Modernizing Child Welfare Technologies and Tools: Opportunities for Predictive Risk Modeling to Improve Child Safety and Outcomes
Issue Brief - March 2026
This issue brief highlights opportunities to modernize child welfare technology by integrating predictive risk modeling (PRM) tools that generate real-time, data-driven risk assessments to support more accurate, consistent, and efficient decision-making. Drawing on research, implementation experience, and insights from ACF’s December 2025 stakeholder roundtable, it outlines how predictive analytics can strengthen child safety, improve workforce capacity, enhance caregiver recruitment and matching, and advance better outcomes for children and families.
Key Points
- Most child welfare agencies in the United States depend on manual tools to assess children’s risk of abuse and neglect. These tools are time consuming to complete, prone to human error and influence, and rely on pre-determined questions and weights that have minimal predictive accuracy.
- Automated predictive risk models represent an important advancement in risk assessment, relying on information already captured in case management systems. They generate real-time risk classifications that are more accurate, more consistent, and far less resource-intensive than traditional manual tools.

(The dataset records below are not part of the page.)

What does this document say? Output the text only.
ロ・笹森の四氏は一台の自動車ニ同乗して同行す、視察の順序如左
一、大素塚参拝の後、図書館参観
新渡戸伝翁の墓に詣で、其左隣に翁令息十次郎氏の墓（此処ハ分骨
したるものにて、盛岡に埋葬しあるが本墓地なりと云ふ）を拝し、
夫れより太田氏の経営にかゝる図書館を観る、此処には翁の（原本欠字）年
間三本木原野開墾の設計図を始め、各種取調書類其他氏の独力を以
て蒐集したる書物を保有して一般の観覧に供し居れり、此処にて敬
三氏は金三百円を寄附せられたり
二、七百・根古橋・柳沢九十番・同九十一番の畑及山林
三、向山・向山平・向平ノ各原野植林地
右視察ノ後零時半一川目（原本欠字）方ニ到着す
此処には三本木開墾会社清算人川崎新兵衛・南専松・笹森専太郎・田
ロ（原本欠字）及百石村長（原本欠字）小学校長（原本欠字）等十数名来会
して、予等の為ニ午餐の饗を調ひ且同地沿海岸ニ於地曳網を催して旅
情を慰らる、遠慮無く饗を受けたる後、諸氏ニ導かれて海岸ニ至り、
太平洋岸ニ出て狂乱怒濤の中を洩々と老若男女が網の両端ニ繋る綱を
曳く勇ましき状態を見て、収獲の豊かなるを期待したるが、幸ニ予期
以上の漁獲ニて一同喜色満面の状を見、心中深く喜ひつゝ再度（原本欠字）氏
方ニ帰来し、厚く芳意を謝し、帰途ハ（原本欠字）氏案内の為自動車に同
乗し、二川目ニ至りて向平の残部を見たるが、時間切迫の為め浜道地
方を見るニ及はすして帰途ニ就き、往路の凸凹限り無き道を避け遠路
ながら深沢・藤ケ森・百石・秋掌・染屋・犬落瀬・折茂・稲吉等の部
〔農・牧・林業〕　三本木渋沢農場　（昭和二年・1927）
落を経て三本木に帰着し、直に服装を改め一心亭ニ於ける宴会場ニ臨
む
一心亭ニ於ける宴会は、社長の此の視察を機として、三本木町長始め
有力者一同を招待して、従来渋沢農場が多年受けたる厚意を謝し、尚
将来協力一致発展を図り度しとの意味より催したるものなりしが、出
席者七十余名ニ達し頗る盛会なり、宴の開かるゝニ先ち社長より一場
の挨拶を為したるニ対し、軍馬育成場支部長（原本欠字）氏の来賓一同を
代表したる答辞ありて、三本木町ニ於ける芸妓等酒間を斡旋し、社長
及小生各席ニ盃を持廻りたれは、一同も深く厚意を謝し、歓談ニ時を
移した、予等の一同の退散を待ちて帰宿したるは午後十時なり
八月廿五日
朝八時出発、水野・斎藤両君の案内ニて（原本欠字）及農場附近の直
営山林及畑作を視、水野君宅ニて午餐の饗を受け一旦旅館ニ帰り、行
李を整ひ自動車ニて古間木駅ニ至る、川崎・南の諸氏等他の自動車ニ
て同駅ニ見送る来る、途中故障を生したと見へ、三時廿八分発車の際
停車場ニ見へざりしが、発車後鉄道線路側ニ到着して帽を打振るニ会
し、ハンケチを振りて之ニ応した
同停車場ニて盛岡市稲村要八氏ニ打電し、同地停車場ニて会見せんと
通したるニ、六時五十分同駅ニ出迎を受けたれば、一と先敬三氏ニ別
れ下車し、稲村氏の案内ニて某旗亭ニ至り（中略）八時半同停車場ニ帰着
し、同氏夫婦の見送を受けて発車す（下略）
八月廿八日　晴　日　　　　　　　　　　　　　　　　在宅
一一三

- In the last decade, predictive risk models and predictive analytics, more generally, have been successfully implemented to support child welfare staff across the decision-making continuum. Use cases include or could include:
- Hotline screening of maltreatment allegations;
- Supervisory oversight of active child abuse and neglect investigations;
- Monitoring in-home cases to promote safety and well-being;
- Targeting real-time quality assurance and accountability reviews;
- Informing risk-based staffing assignments;
- Increasing caregiver recruitment and retention rates for both relatives and non-relatives; and
- Improving caregiver and child matching.
- Findings from randomized controlled trials and quasi-experimental studies indicate that these tools have the potential to improve child safety, create time savings for workers, reduce disparities, and produce greater visibility and accountability for decisions.
- By integrating predictive risk modeling into child welfare screening and assessment processes, states can better fulfill their responsibility to provide consistent and data-driven services that improve outcomes for children and families.